A U.S. airstrike this month in southeast Afghanistan killed the militant behind the Marriott hotel attack in Islamabad and an assault on Sri Lankan cricket team, the Pentagon said Saturday.
The killing of al-Qaeda operative Qari Yasin vindicates Pakistan’s position that militants attacking Pakistani state and civilians have found sanctuaries in Afghanistan.
The strike that killed Yasin in Afghanistan’s Paktia province was conducted March 19.
In September 2008, the suicide truck bombing at the Marriott motel in the Pakistani capital, killing more than 50 people, including two U.S. service members.
Yasin was also behind other attacks, the Pentagon said, including an attack on the Sri Lankan cricket team in March 2009. That attack killed eight people, including six police officers and two civilians.
The attack on cricketers in Lahore was a terrible bow to Pakistan as international tema refused to visit the country.
“The death of Qari Yasin is evidence that terrorists who defame Islam and deliberately target innocent people will not escape justice,” Defense Secretary Jim Mattis said in the statement.

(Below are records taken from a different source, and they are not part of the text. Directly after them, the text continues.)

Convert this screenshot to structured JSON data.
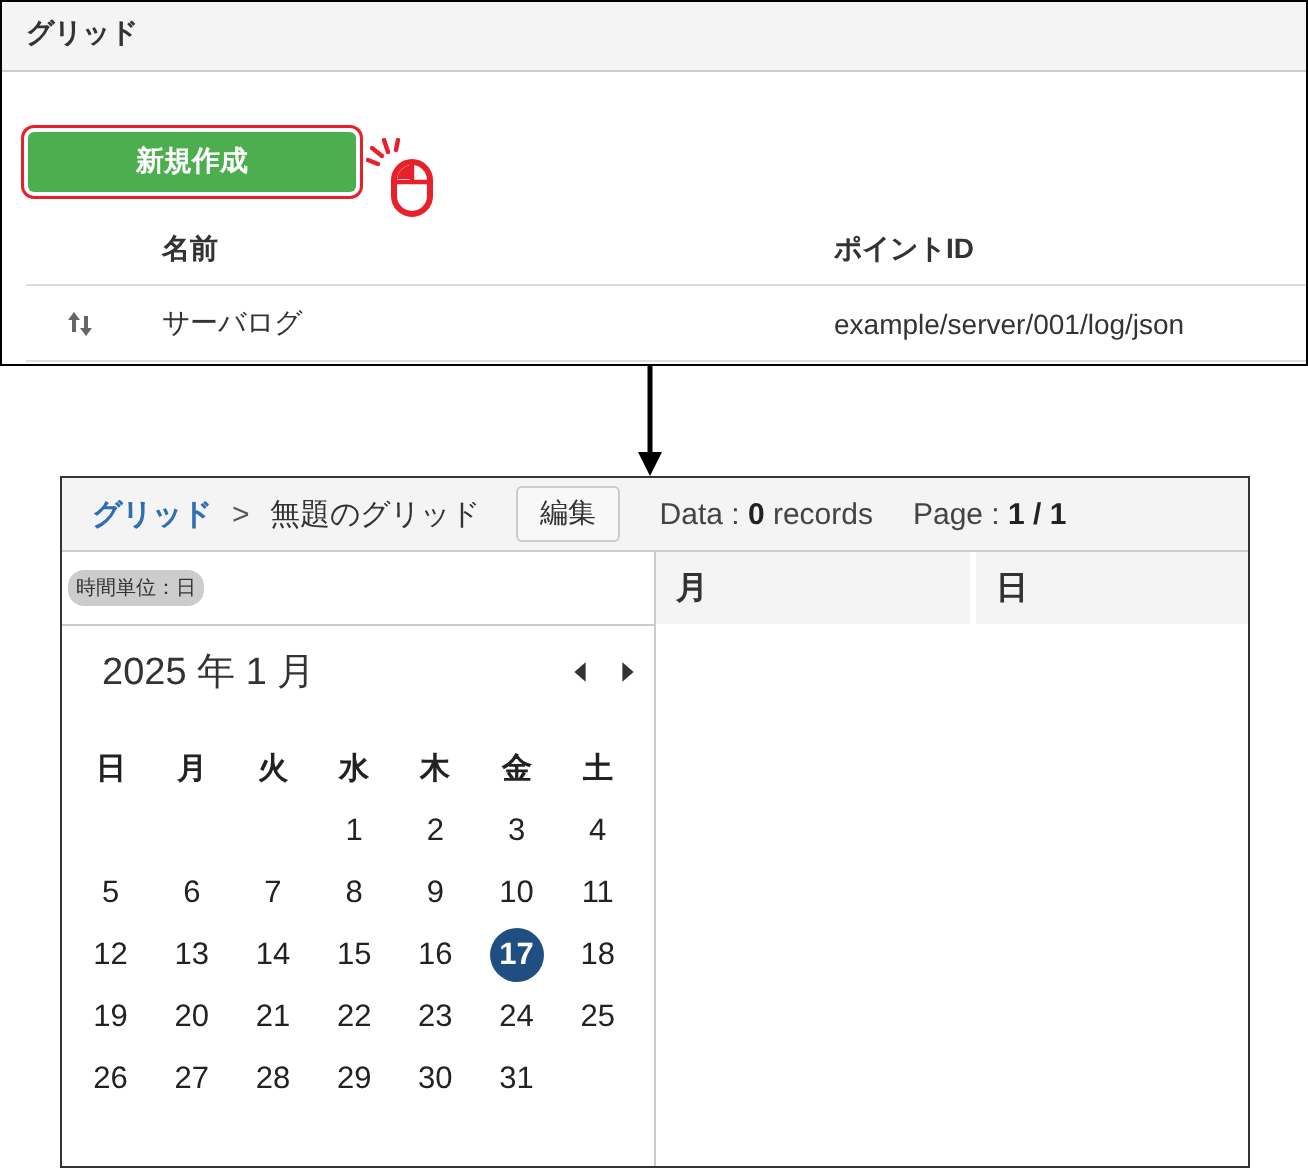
{
  "list_panel": {
    "title": "グリッド",
    "new_button": {
      "label": "新規作成",
      "highlighted": true
    },
    "table": {
      "columns": [
        "名前",
        "ポイントID"
      ],
      "rows": [
        {
          "name": "サーバログ",
          "point_id": "example/server/001/log/json"
        }
      ]
    }
  },
  "grid_view": {
    "breadcrumb": [
      {
        "label": "グリッド",
        "kind": "link"
      },
      {
        "label": "無題のグリッド",
        "kind": "current"
      }
    ],
    "breadcrumb_separator": ">",
    "edit_button": "編集",
    "data_info": "Data : **0** records",
    "page_info": "Page : **1 / 1**",
    "time_unit_badge": "時間単位：日",
    "calendar": {
      "title": "2025 年 1 月",
      "weekdays": [
        "日",
        "月",
        "火",
        "水",
        "木",
        "金",
        "土"
      ],
      "weeks": [
        {
          "kind": "leading",
          "days": [
            {
              "day": "1",
              "selected": false
            },
            {
              "day": "2",
              "selected": false
            },
            {
              "day": "3",
              "selected": false
            },
            {
              "day": "4",
              "selected": false
            }
          ]
        },
        {
          "kind": "full",
          "days": [
            {
              "day": "5",
              "selected": false
            },
            {
              "day": "6",
              "selected": false
            },
            {
              "day": "7",
              "selected": false
            },
            {
              "day": "8",
              "selected": false
            },
            {
              "day": "9",
              "selected": false
            },
            {
              "day": "10",
              "selected": false
            },
            {
              "day": "11",
              "selected": false
            }
          ]
        },
        {
          "kind": "full",
          "days": [
            {
              "day": "12",
              "selected": false
            },
            {
              "day": "13",
              "selected": false
            },
            {
              "day": "14",
              "selected": false
            },
            {
              "day": "15",
              "selected": false
            },
            {
              "day": "16",
              "selected": false
            },
            {
              "day": "17",
              "selected": true
            },
            {
              "day": "18",
              "selected": false
            }
          ]
        },
        {
          "kind": "full",
          "days": [
            {
              "day": "19",
              "selected": false
            },
            {
              "day": "20",
              "selected": false
            },
            {
              "day": "21",
              "selected": false
            },
            {
              "day": "22",
              "selected": false
            },
            {
              "day": "23",
              "selected": false
            },
            {
              "day": "24",
              "selected": false
            },
            {
              "day": "25",
              "selected": false
            }
          ]
        },
        {
          "kind": "trailing",
          "days": [
            {
              "day": "26",
              "selected": false
            },
            {
              "day": "27",
              "selected": false
            },
            {
              "day": "28",
              "selected": false
            },
            {
              "day": "29",
              "selected": false
            },
            {
              "day": "30",
              "selected": false
            },
            {
              "day": "31",
              "selected": false
            }
          ]
        }
      ]
    },
    "columns": [
      "月",
      "日"
    ]
  }
}
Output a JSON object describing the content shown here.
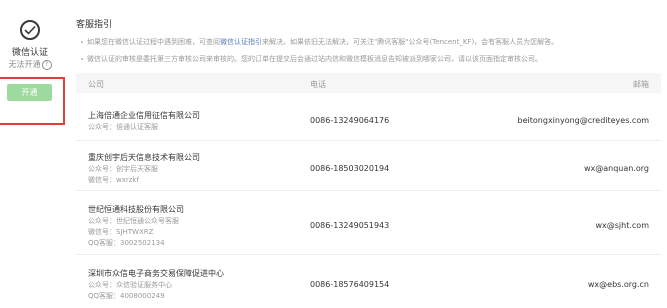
{
  "sidebar": {
    "title": "微信认证",
    "status": "无法开通",
    "help_glyph": "?",
    "open_button": "开通",
    "highlight_color": "#e43b3b"
  },
  "guide": {
    "title": "客服指引",
    "notes": [
      {
        "before": "如果您在微信认证过程中遇到困难，可查阅",
        "link": "微信认证指引",
        "after": "来解决。如果依旧无法解决，可关注\"腾讯客服\"公众号(Tencent_KF)，会有客服人员为您解答。"
      },
      {
        "before": "微信认证的审核是委托第三方审核公司来审核的。您的订单在提交后会通过站内信和微信模板消息告知被派到哪家公司，请以该页面指定审核公司。",
        "link": "",
        "after": ""
      }
    ]
  },
  "table": {
    "headers": {
      "company": "公司",
      "phone": "电话",
      "email": "邮箱"
    },
    "rows": [
      {
        "company": "上海倍通企业信用征信有限公司",
        "meta": [
          "公众号：倍通认证客服"
        ],
        "phone": "0086-13249064176",
        "email": "beitongxinyong@crediteyes.com"
      },
      {
        "company": "重庆创宇后天信息技术有限公司",
        "meta": [
          "公众号：创宇后天客服",
          "微信号：wxrzkf"
        ],
        "phone": "0086-18503020194",
        "email": "wx@anquan.org"
      },
      {
        "company": "世纪恒通科技股份有限公司",
        "meta": [
          "公众号：世纪恒通公众号客服",
          "微信号：SJHTWXRZ",
          "QQ客服：3002502134"
        ],
        "phone": "0086-13249051943",
        "email": "wx@sjht.com"
      },
      {
        "company": "深圳市众信电子商务交易保障促进中心",
        "meta": [
          "公众号：众信验证服务中心",
          "QQ客服：4008000249"
        ],
        "phone": "0086-18576409154",
        "email": "wx@ebs.org.cn"
      }
    ]
  }
}
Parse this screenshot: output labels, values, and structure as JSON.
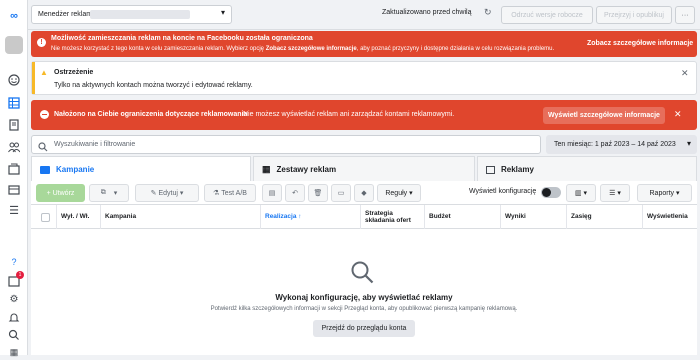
{
  "app": {
    "manager_label": "Menedżer reklam"
  },
  "topbar": {
    "status": "Zaktualizowano przed chwilą",
    "discard_label": "Odrzuć wersje robocze",
    "review_label": "Przejrzyj i opublikuj",
    "more_label": "···"
  },
  "limit_banner": {
    "title": "Możliwość zamieszczania reklam na koncie na Facebooku została ograniczona",
    "body": "Nie możesz korzystać z tego konta w celu zamieszczania reklam. Wybierz opcję ",
    "body_bold": "Zobacz szczegółowe informacje",
    "body_rest": ", aby poznać przyczyny i dostępne działania w celu rozwiązania problemu.",
    "link": "Zobacz szczegółowe informacje"
  },
  "warning_banner": {
    "title": "Ostrzeżenie",
    "body": "Tylko na aktywnych kontach można tworzyć i edytować reklamy."
  },
  "restriction_banner": {
    "title": "Nałożono na Ciebie ograniczenia dotyczące reklamowania",
    "body": "Nie możesz wyświetlać reklam ani zarządzać kontami reklamowymi.",
    "button": "Wyświetl szczegółowe informacje"
  },
  "search": {
    "placeholder": "Wyszukiwanie i filtrowanie",
    "date_range": "Ten miesiąc: 1 paź 2023 – 14 paź 2023"
  },
  "tabs": [
    {
      "label": "Kampanie"
    },
    {
      "label": "Zestawy reklam"
    },
    {
      "label": "Reklamy"
    }
  ],
  "toolbar": {
    "create": "+ Utwórz",
    "edit": "Edytuj",
    "ab_test": "Test A/B",
    "rules": "Reguły",
    "show_config": "Wyświetl konfigurację",
    "reports": "Raporty"
  },
  "columns": [
    {
      "label": "Wył. / Wł."
    },
    {
      "label": "Kampania"
    },
    {
      "label": "Realizacja ↑"
    },
    {
      "label": "Strategia składania ofert"
    },
    {
      "label": "Budżet"
    },
    {
      "label": "Wyniki"
    },
    {
      "label": "Zasięg"
    },
    {
      "label": "Wyświetlenia"
    }
  ],
  "empty": {
    "title": "Wykonaj konfigurację, aby wyświetlać reklamy",
    "body": "Potwierdź kilka szczegółowych informacji w sekcji Przegląd konta, aby opublikować pierwszą kampanię reklamową.",
    "button": "Przejdź do przeglądu konta"
  },
  "rail": {
    "badge": "1"
  },
  "colors": {
    "red": "#e0462d",
    "blue": "#1877f2",
    "green": "#42b72a"
  }
}
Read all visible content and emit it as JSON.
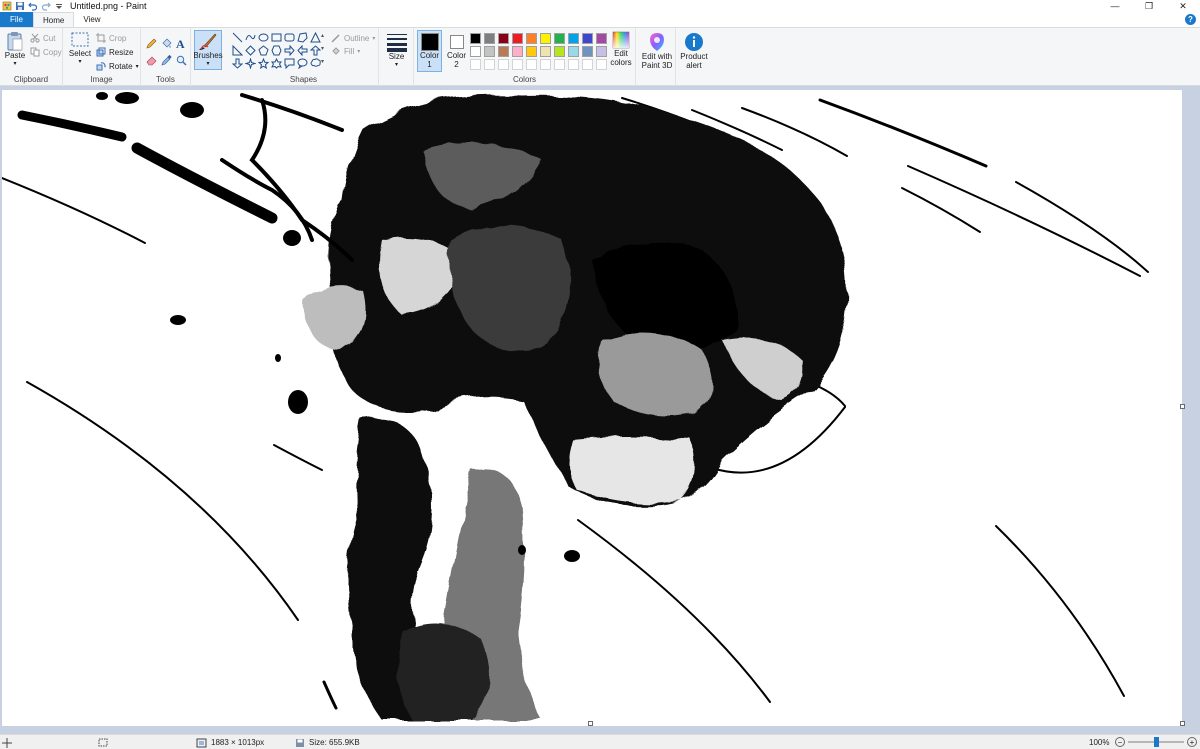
{
  "window": {
    "title": "Untitled.png - Paint",
    "minimize": "—",
    "restore": "❐",
    "close": "✕"
  },
  "tabs": [
    {
      "label": "File"
    },
    {
      "label": "Home"
    },
    {
      "label": "View"
    }
  ],
  "help_label": "?",
  "ribbon": {
    "clipboard": {
      "label": "Clipboard",
      "paste": "Paste",
      "cut": "Cut",
      "copy": "Copy"
    },
    "image": {
      "label": "Image",
      "select": "Select",
      "crop": "Crop",
      "resize": "Resize",
      "rotate": "Rotate"
    },
    "tools": {
      "label": "Tools",
      "text_tool": "A"
    },
    "brushes": {
      "label": "Brushes"
    },
    "shapes": {
      "label": "Shapes",
      "outline": "Outline",
      "fill": "Fill"
    },
    "size": {
      "label": "Size"
    },
    "colors": {
      "label": "Colors",
      "color1": "Color 1",
      "color2": "Color 2",
      "edit_colors": "Edit colors",
      "color1_value": "#000000",
      "color2_value": "#ffffff",
      "palette_row1": [
        "#000000",
        "#7f7f7f",
        "#880015",
        "#ed1c24",
        "#ff7f27",
        "#fff200",
        "#22b14c",
        "#00a2e8",
        "#3f48cc",
        "#a349a4"
      ],
      "palette_row2": [
        "#ffffff",
        "#c3c3c3",
        "#b97a57",
        "#ffaec9",
        "#ffc90e",
        "#efe4b0",
        "#b5e61d",
        "#99d9ea",
        "#7092be",
        "#c8bfe7"
      ]
    },
    "paint3d": {
      "label": "Edit with Paint 3D"
    },
    "product_alert": {
      "label": "Product alert"
    }
  },
  "status": {
    "dimensions": "1883 × 1013px",
    "size": "Size: 655.9KB",
    "zoom": "100%",
    "zoom_fraction": 0.5
  }
}
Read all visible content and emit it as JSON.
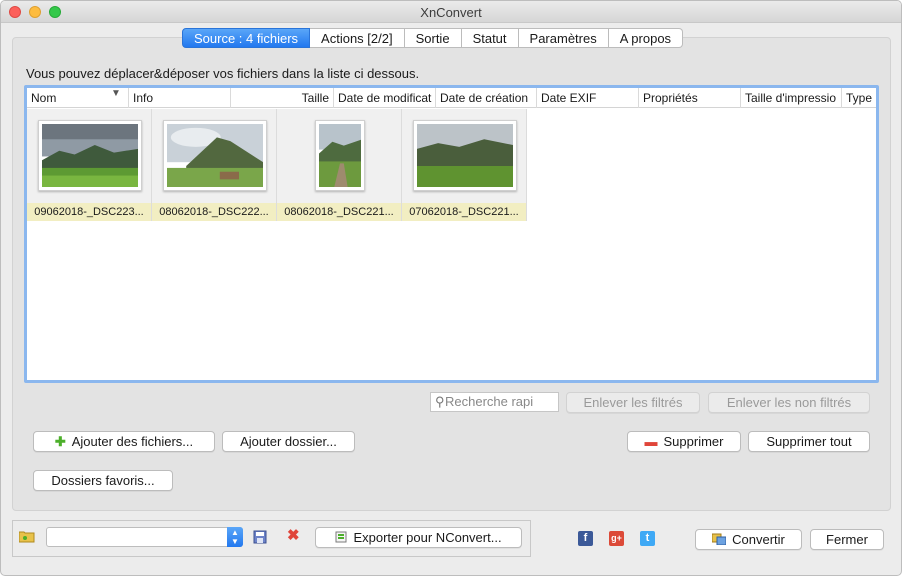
{
  "window": {
    "title": "XnConvert"
  },
  "tabs": [
    {
      "label": "Source : 4 fichiers"
    },
    {
      "label": "Actions [2/2]"
    },
    {
      "label": "Sortie"
    },
    {
      "label": "Statut"
    },
    {
      "label": "Paramètres"
    },
    {
      "label": "A propos"
    }
  ],
  "source": {
    "hint": "Vous pouvez déplacer&déposer vos fichiers dans la liste ci dessous.",
    "columns": [
      "Nom",
      "Info",
      "Taille",
      "Date de modificat",
      "Date de création",
      "Date EXIF",
      "Propriétés",
      "Taille d'impressio",
      "Type"
    ],
    "files": [
      {
        "name": "09062018-_DSC223..."
      },
      {
        "name": "08062018-_DSC222..."
      },
      {
        "name": "08062018-_DSC221..."
      },
      {
        "name": "07062018-_DSC221..."
      }
    ],
    "search_placeholder": "Recherche rapi",
    "remove_filtered": "Enlever les filtrés",
    "remove_unfiltered": "Enlever les non filtrés",
    "add_files": "Ajouter des fichiers...",
    "add_folder": "Ajouter dossier...",
    "favorites": "Dossiers favoris...",
    "delete": "Supprimer",
    "delete_all": "Supprimer tout"
  },
  "footer": {
    "export_label": "Exporter pour NConvert...",
    "convert_label": "Convertir",
    "close_label": "Fermer",
    "social": [
      "f",
      "g+",
      "t"
    ]
  },
  "colors": {
    "accent": "#2278ef",
    "list_border": "#8bb7ee",
    "caption_bg": "#f2eec2",
    "add_icon": "#4caf2a",
    "delete_icon": "#e0453a"
  }
}
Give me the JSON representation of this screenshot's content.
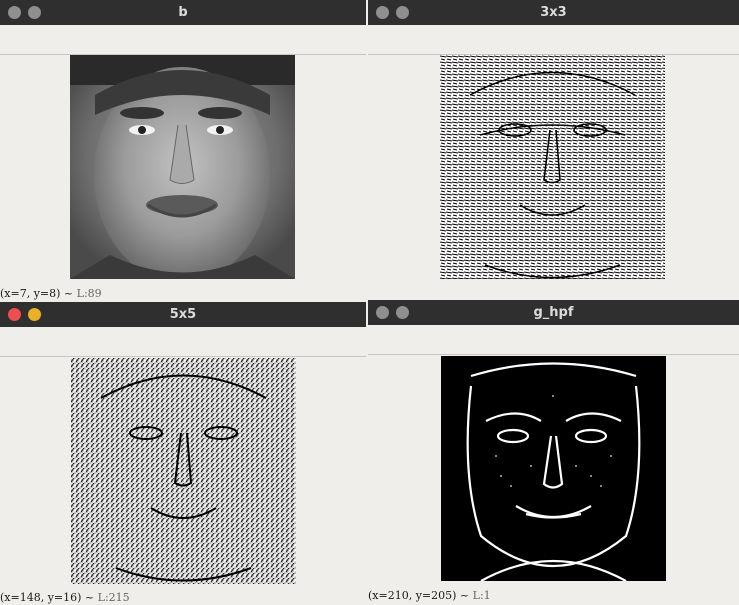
{
  "windows": {
    "b": {
      "title": "b",
      "status_coords": "(x=7, y=8) ~",
      "status_luma": "L:89"
    },
    "w3x3": {
      "title": "3x3"
    },
    "w5x5": {
      "title": "5x5",
      "status_coords": "(x=148, y=16) ~",
      "status_luma": "L:215"
    },
    "g_hpf": {
      "title": "g_hpf",
      "status_coords": "(x=210, y=205) ~",
      "status_luma": "L:1"
    }
  },
  "colors": {
    "titlebar": "#2f2f2f",
    "close": "#ec4f4f",
    "minimize": "#e9b127",
    "inactive_button": "#8f8f8f",
    "background": "#f0eeea"
  }
}
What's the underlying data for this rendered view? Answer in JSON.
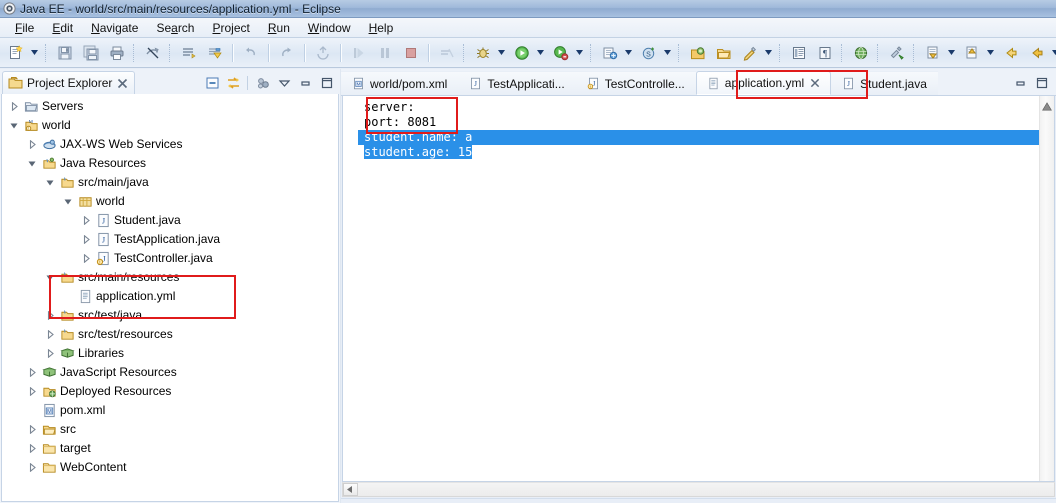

Relations between Pakistan and Afghanistan have nosedived in recent months as militants operating out of Afghanistan last month carried out a spate of terror attacks including a bombing in the compound of a revered Sufi shrine in Sehwan, Sindh.
Terrorist attacks killed 125 people in Islamabad following which Islamabad closed its border with Afghanistan for more than one month, and has in recent days started fencing the porous border along the tribal areas.